Per my own calculation there are 12 ways to get exactly 7 tails in a row in flipping 10 coins: TTTTTTTHHH, TTTTTTTHHT, TTTTTTTHTH, TTTTTTTHTT, HTTTTTTTHH, HTTTTTTTHT, HHTTTTTTTH, THTTTTTTTH, HHHTTTTTTT, THHTTTTTTT, HTHTTTTTTT, TTHTTTTTTT. Since there are 2^10 = 1024 possible outcomes, this corresponds to a probability of 10/1024 = ~0.011719, much lower than the value by your method.

If we’re talking about the probability of getting 7 *or more* tails in a row in 10 coin flips then there are 20 ways to do this (see below), for a probability of 20/1024 = ~0.019531, again lower.

R code for calculation in previous paragraph:

x <- rep("", 1024)

for (i in 1:1024) {

x[i] <- paste(as.numeric(intToBits(i)[1:10]), collapse = "")

}

sum(grepl("1111111", x))

One good discussion of how to compute the probability of a run of K or more tails in N coin flips is at http://www.askamathematician.com/2010/07/q-whats-the-chance-of-getting-a-run-of-k-successes-in-n-bernoulli-trials-why-use-approximations-when-the-exact-answer-is-known/

Using the Python code from that page the probability of getting a run of 7 or more tails in 100 coin flips is 0.317520. The probability of getting a run of exactly 7 tails is of course less than that number.

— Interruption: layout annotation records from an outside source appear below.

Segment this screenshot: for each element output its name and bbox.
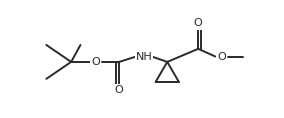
Text: O: O	[115, 85, 124, 95]
Text: O: O	[217, 52, 226, 61]
Text: NH: NH	[136, 52, 153, 61]
Text: O: O	[194, 18, 202, 28]
Text: O: O	[91, 57, 100, 67]
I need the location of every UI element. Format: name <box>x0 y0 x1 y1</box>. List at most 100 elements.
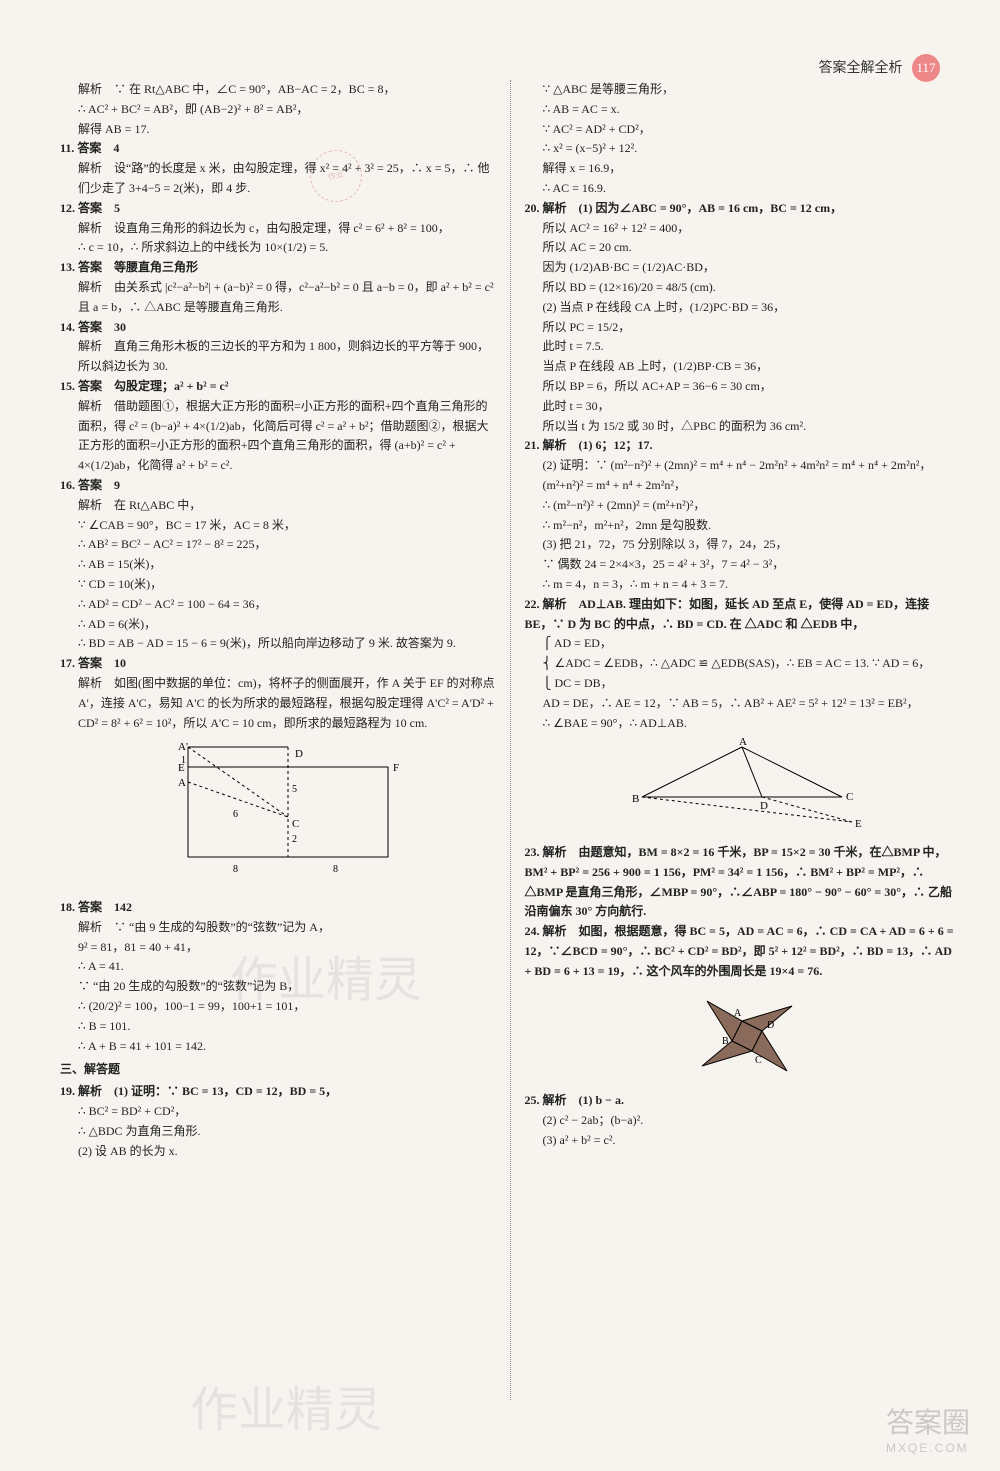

Well, a few things. First, your count is off. Let’s assume this os limited 7 tails, just to simplify the discussion. There are, essentially, 4 ways to get 7 tails in a row. TTTTTTTXXX, XTTTTTTTXX, XXTTTTTTTX, and XXXTTTTTTT, where X can be either T or F. There are $2^3 = 8$ possibilities for X, so that’s $8 * 4 = 32$ total out of the 1024 options.

Your count is off. Let’s assume this is limited 7 tails, just to simplify the discussion. There are, essentially, 4 ways to get 7 tails in a row. TTTTTTTXXX, XTTTTTTTXX, XXTTTTTTTX, and XXXTTTTTTT, where X can be either T or F. There are $2^3 = 8$ possibilities for X, so that’s $8 * 4 = 32$ total out of the 1024 options.

So that is $32/1024 = 0.03125$. That’s pretty close to my estimate of $1 – (127/128)^4 approx 0.03088569268$, but I am reasonably convinced my original method is correct, still. I am open to suggestion about why it might not be.

Aren’t you double-counting a bit? For example, if you take TTTTTTTXXX and choose XXX = TFF you get TTTTTTTTFF. But if you take XTTTTTTTXX and choose XXX = TFF you also get TTTTTTTTFF. More obviously, if you choose XXX = TTT then all four base sequences produce the sequence TTTTTTTTTT. So the eight possibilities for XXX will not produce 32 distinct sequences from the four base sequences.

That’s why I did the thing with the R code: Every integer from 0 to 1023 corresponds to a unique bit string of length 10. So finding all the bit strings in that list with 7 or more 1’s will produce the correct count.

After much pondering…I think you’re right.